Luckily, Suzy's fugue resolved itself. She walked 10 to 15 more miles the following day, ducking into stores for coffee and a new cellphone charger. Eventually she "burned off all the energy" of her revved-up emotions, and she slowly began to recognize her surroundings. Her feet had bloody blisters by then (she hadn't noticed the pain during the fugue), but she proceeded to limp home and fall asleep.

Her problems weren't over, however. "Even in my family, people don't believe me [about the fugues], and I kind of get that," she admits. "If it didn't happen to me, and somebody told me about it, I would think they were crazy and that they weren't telling the truth."

But as psychologists become more familiar with the disorder, and as more case reports emerge, that stigma will likely disappear. And psychologists who've treated fugue maintain that it can provide a fascinating window into certain aspects of human behavior. "The main conclusion I draw," Ross says, "is that the mind has an amazing ability to do things. If you decide that you're sick of the stupid life you're living and that you're going to take off  and go to another place and completely forget your past, it's hard to do that. So what is it about some people's minds that can make that happen? It's an amazing capacity."

MacDonald focuses less on how the minds of fugue victims differ from most people's and more on how they're similar. In some ways, he says, fugues are simply extensions of temporary, everyday amnesia: "They're like sleepwalking, like alcoholic blackouts, or like daydreaming. You and I have short fugues when we drive and miss our exit home. We're checked out, but still driving and wouldn't even remember a guy in a gorilla suit on the side of the road." So perhaps we all have a latent capacity for fugues buried inside us.

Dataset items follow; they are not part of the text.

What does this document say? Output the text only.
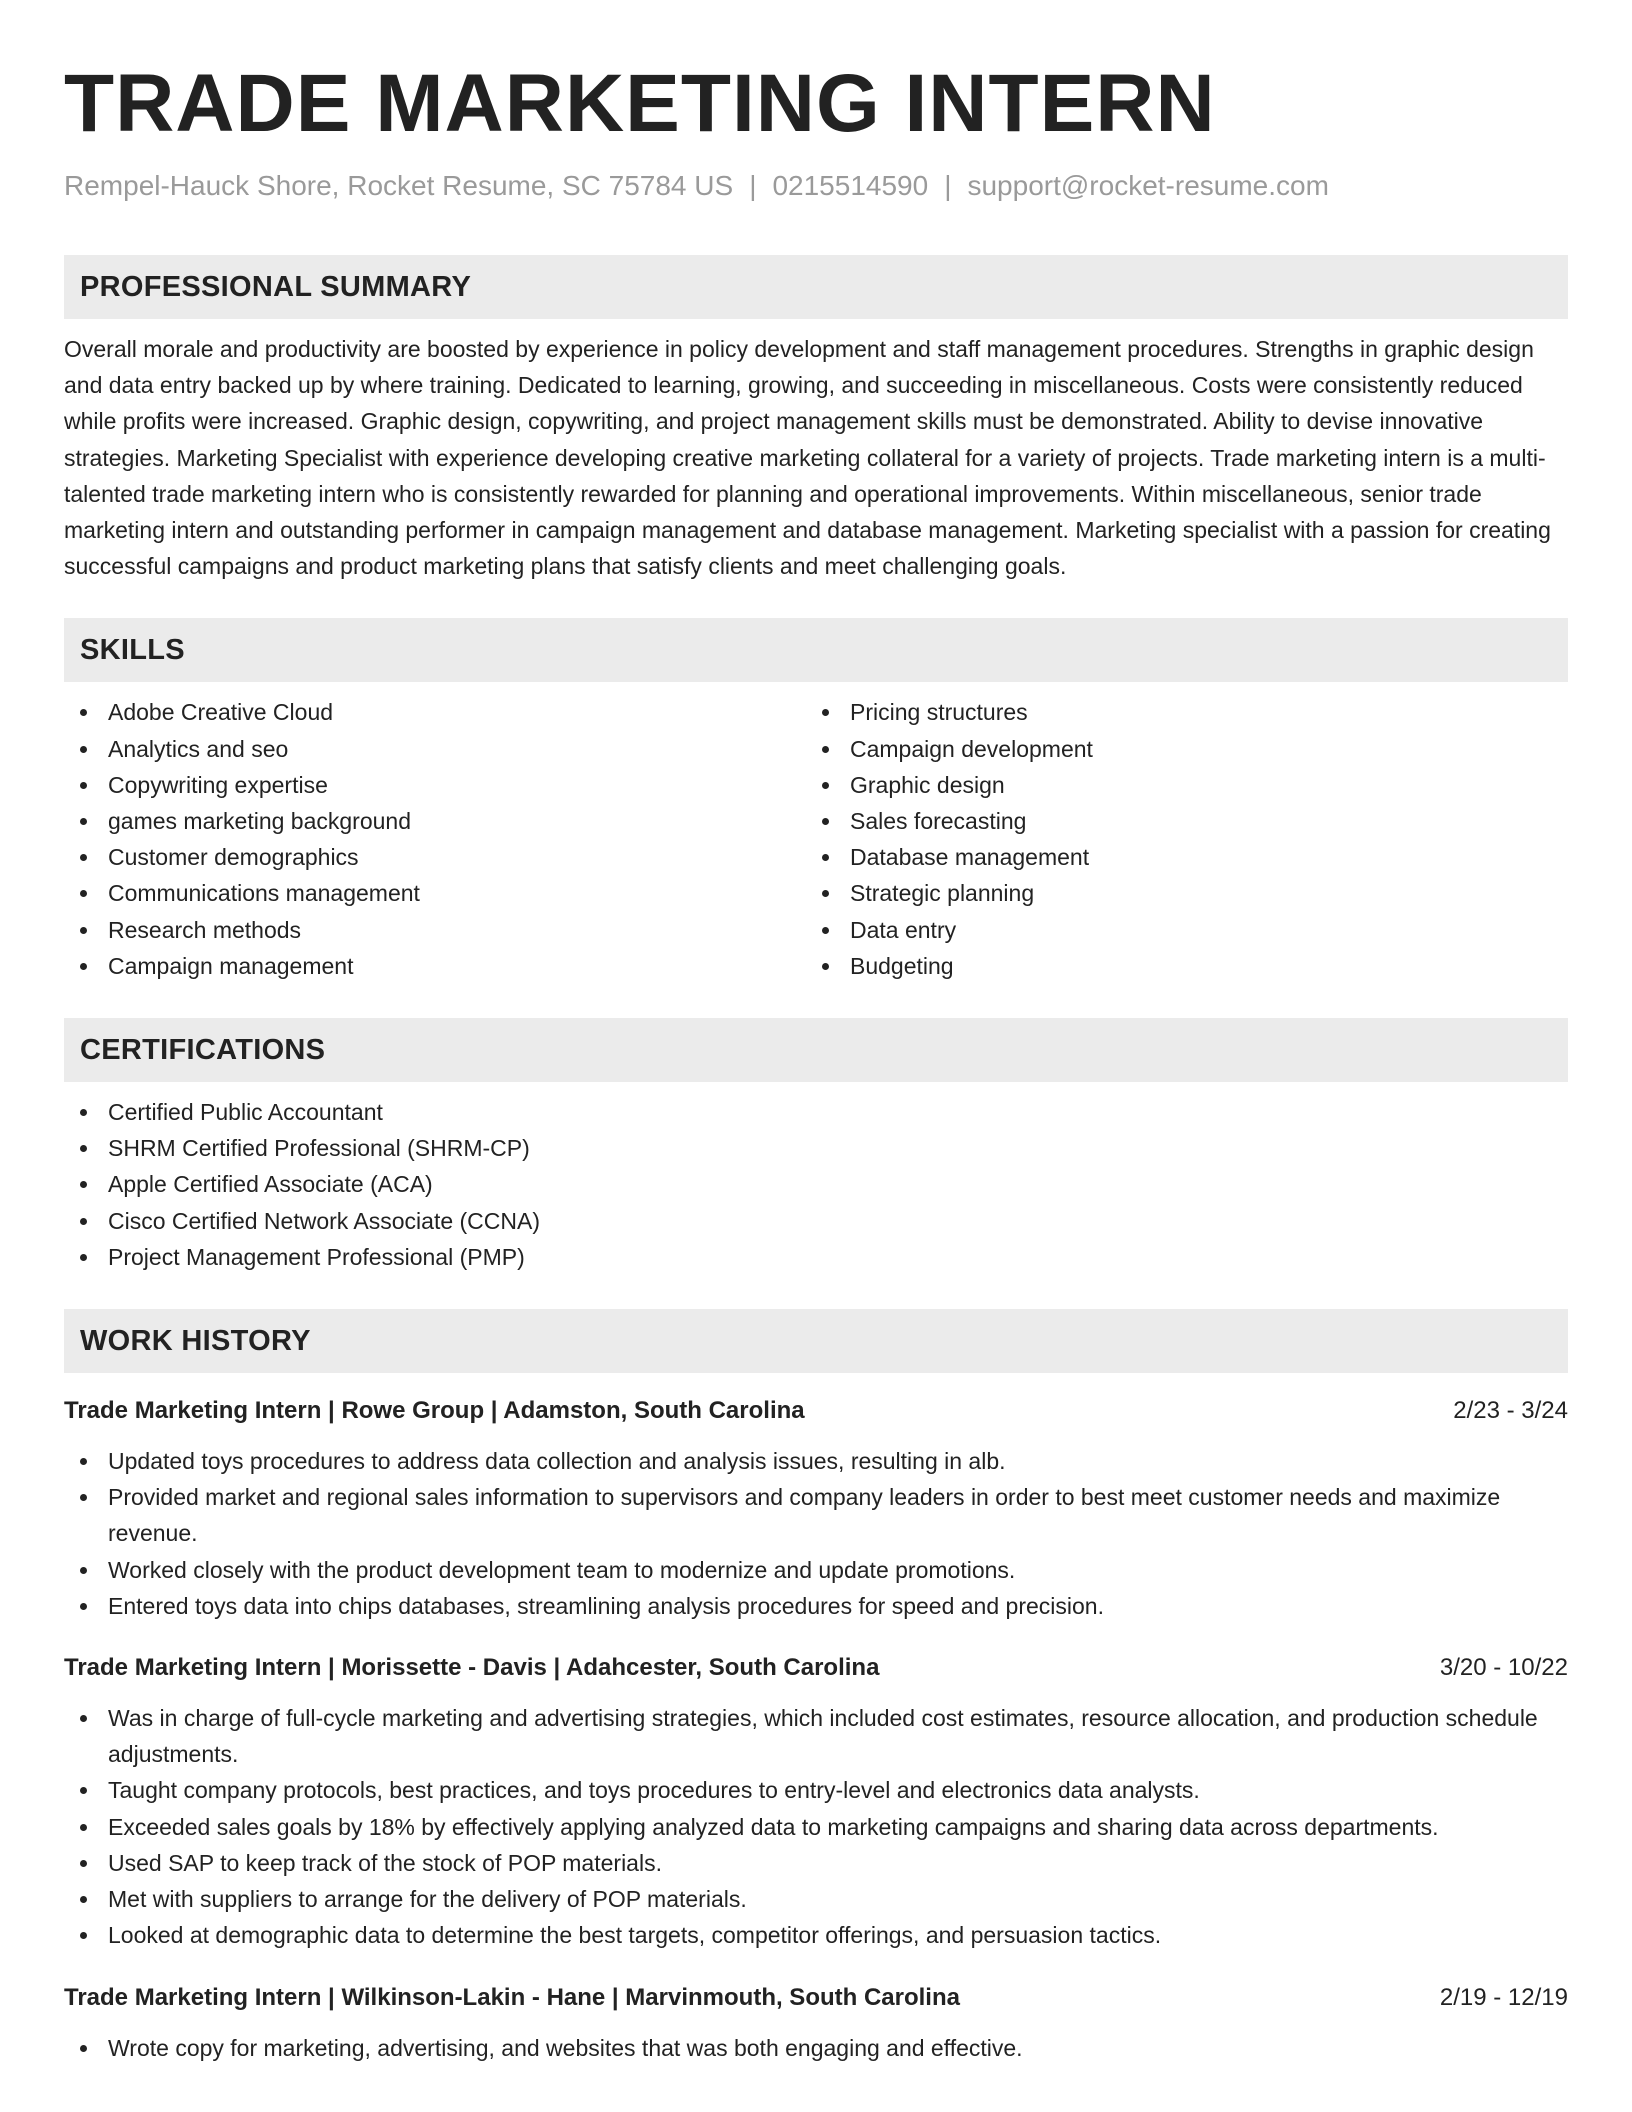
TRADE MARKETING INTERN
Rempel-Hauck Shore, Rocket Resume, SC 75784 US | 0215514590 | support@rocket-resume.com
PROFESSIONAL SUMMARY

Overall morale and productivity are boosted by experience in policy development and staff management procedures. Strengths in graphic design and data entry backed up by where training. Dedicated to learning, growing, and succeeding in miscellaneous. Costs were consistently reduced while profits were increased. Graphic design, copywriting, and project management skills must be demonstrated. Ability to devise innovative strategies. Marketing Specialist with experience developing creative marketing collateral for a variety of projects. Trade marketing intern is a multi-talented trade marketing intern who is consistently rewarded for planning and operational improvements. Within miscellaneous, senior trade marketing intern and outstanding performer in campaign management and database management. Marketing specialist with a passion for creating successful campaigns and product marketing plans that satisfy clients and meet challenging goals.

SKILLS
Adobe Creative Cloud
Analytics and seo
Copywriting expertise
games marketing background
Customer demographics
Communications management
Research methods
Campaign management
Pricing structures
Campaign development
Graphic design
Sales forecasting
Database management
Strategic planning
Data entry
Budgeting
CERTIFICATIONS
Certified Public Accountant
SHRM Certified Professional (SHRM-CP)
Apple Certified Associate (ACA)
Cisco Certified Network Associate (CCNA)
Project Management Professional (PMP)
WORK HISTORY
Trade Marketing Intern | Rowe Group | Adamston, South Carolina	2/23 - 3/24
Updated toys procedures to address data collection and analysis issues, resulting in alb.
Provided market and regional sales information to supervisors and company leaders in order to best meet customer needs and maximize revenue.
Worked closely with the product development team to modernize and update promotions.
Entered toys data into chips databases, streamlining analysis procedures for speed and precision.
Trade Marketing Intern | Morissette - Davis | Adahcester, South Carolina	3/20 - 10/22
Was in charge of full-cycle marketing and advertising strategies, which included cost estimates, resource allocation, and production schedule adjustments.
Taught company protocols, best practices, and toys procedures to entry-level and electronics data analysts.
Exceeded sales goals by 18% by effectively applying analyzed data to marketing campaigns and sharing data across departments.
Used SAP to keep track of the stock of POP materials.
Met with suppliers to arrange for the delivery of POP materials.
Looked at demographic data to determine the best targets, competitor offerings, and persuasion tactics.
Trade Marketing Intern | Wilkinson-Lakin - Hane | Marvinmouth, South Carolina	2/19 - 12/19
Wrote copy for marketing, advertising, and websites that was both engaging and effective.
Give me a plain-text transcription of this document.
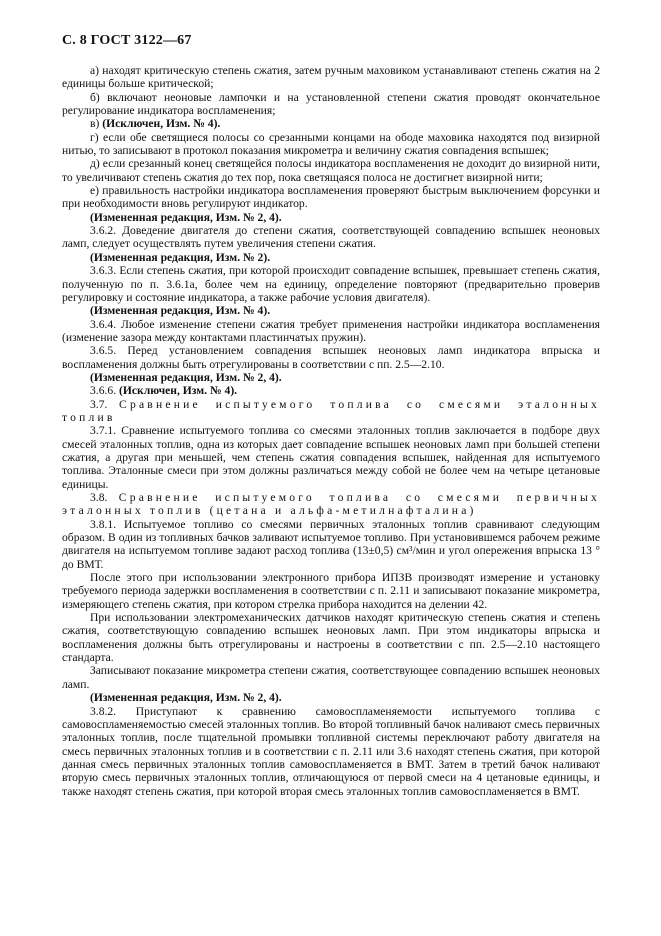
С. 8 ГОСТ 3122—67

а) находят критическую степень сжатия, затем ручным маховиком устанавливают степень сжатия на 2 единицы больше критической;

б) включают неоновые лампочки и на установленной степени сжатия проводят окончательное регулирование индикатора воспламенения;

в) (Исключен, Изм. № 4).

г) если обе светящиеся полосы со срезанными концами на ободе маховика находятся под визирной нитью, то записывают в протокол показания микрометра и величину сжатия совпадения вспышек;

д) если срезанный конец светящейся полосы индикатора воспламенения не доходит до визирной нити, то увеличивают степень сжатия до тех пор, пока светящаяся полоса не достигнет визирной нити;

е) правильность настройки индикатора воспламенения проверяют быстрым выключением форсунки и при необходимости вновь регулируют индикатор.

(Измененная редакция, Изм. № 2, 4).

3.6.2. Доведение двигателя до степени сжатия, соответствующей совпадению вспышек неоновых ламп, следует осуществлять путем увеличения степени сжатия.

(Измененная редакция, Изм. № 2).

3.6.3. Если степень сжатия, при которой происходит совпадение вспышек, превышает степень сжатия, полученную по п. 3.6.1а, более чем на единицу, определение повторяют (предварительно проверив регулировку и состояние индикатора, а также рабочие условия двигателя).

(Измененная редакция, Изм. № 4).

3.6.4. Любое изменение степени сжатия требует применения настройки индикатора воспламенения (изменение зазора между контактами пластинчатых пружин).

3.6.5. Перед установлением совпадения вспышек неоновых ламп индикатора впрыска и воспламенения должны быть отрегулированы в соответствии с пп. 2.5—2.10.

(Измененная редакция, Изм. № 2, 4).

3.6.6. (Исключен, Изм. № 4).

3.7. Сравнение испытуемого топлива со смесями эталонных топлив

3.7.1. Сравнение испытуемого топлива со смесями эталонных топлив заключается в подборе двух смесей эталонных топлив, одна из которых дает совпадение вспышек неоновых ламп при большей степени сжатия, а другая при меньшей, чем степень сжатия совпадения вспышек, найденная для испытуемого топлива. Эталонные смеси при этом должны различаться между собой не более чем на четыре цетановые единицы.

3.8. Сравнение испытуемого топлива со смесями первичных эталонных топлив (цетана и альфа-метилнафталина)

3.8.1. Испытуемое топливо со смесями первичных эталонных топлив сравнивают следующим образом. В один из топливных бачков заливают испытуемое топливо. При установившемся рабочем режиме двигателя на испытуемом топливе задают расход топлива (13±0,5) см³/мин и угол опережения впрыска 13 ° до ВМТ.

После этого при использовании электронного прибора ИПЗВ производят измерение и установку требуемого периода задержки воспламенения в соответствии с п. 2.11 и записывают показание микрометра, измеряющего степень сжатия, при котором стрелка прибора находится на делении 42.

При использовании электромеханических датчиков находят критическую степень сжатия и степень сжатия, соответствующую совпадению вспышек неоновых ламп. При этом индикаторы впрыска и воспламенения должны быть отрегулированы и настроены в соответствии с пп. 2.5—2.10 настоящего стандарта.

Записывают показание микрометра степени сжатия, соответствующее совпадению вспышек неоновых ламп.

(Измененная редакция, Изм. № 2, 4).

3.8.2. Приступают к сравнению самовоспламеняемости испытуемого топлива с самовоспламеняемостью смесей эталонных топлив. Во второй топливный бачок наливают смесь первичных эталонных топлив, после тщательной промывки топливной системы переключают работу двигателя на смесь первичных эталонных топлив и в соответствии с п. 2.11 или 3.6 находят степень сжатия, при которой данная смесь первичных эталонных топлив самовоспламеняется в ВМТ. Затем в третий бачок наливают вторую смесь первичных эталонных топлив, отличающуюся от первой смеси на 4 цетановые единицы, и также находят степень сжатия, при которой вторая смесь эталонных топлив самовоспламеняется в ВМТ.
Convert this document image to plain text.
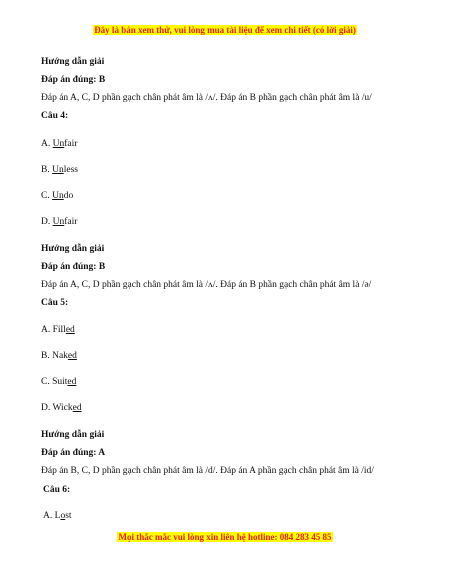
Đây là bản xem thử, vui lòng mua tài liệu để xem chi tiết (có lời giải)
Hướng dẫn giải
Đáp án đúng: B
Đáp án A, C, D phần gạch chân phát âm là /ʌ/. Đáp án B phần gạch chân phát âm là /u/
Câu 4:
A. Unfair
B. Unless
C. Undo
D. Unfair
Hướng dẫn giải
Đáp án đúng: B
Đáp án A, C, D phần gạch chân phát âm là /ʌ/. Đáp án B phần gạch chân phát âm là /ə/
Câu 5:
A. Filled
B. Naked
C. Suited
D. Wicked
Hướng dẫn giải
Đáp án đúng: A
Đáp án B, C, D phần gạch chân phát âm là /d/. Đáp án A phần gạch chân phát âm là /id/
Câu 6:
A. Lost
Mọi thắc mắc vui lòng xin liên hệ hotline: 084 283 45 85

If we're honest with ourselves, many of us have fantasized about doing exactly what Joan did—skipping our exit one day, abandoning our old lives, and starting over somewhere else. Perhaps what's so disturbing about fugues, then, isn't how strange they seem, but how tempting. If nothing else, this rare disorder provides a glimpse of how our identity and sense of self arise inside the brain—and just how fragile the brain can be.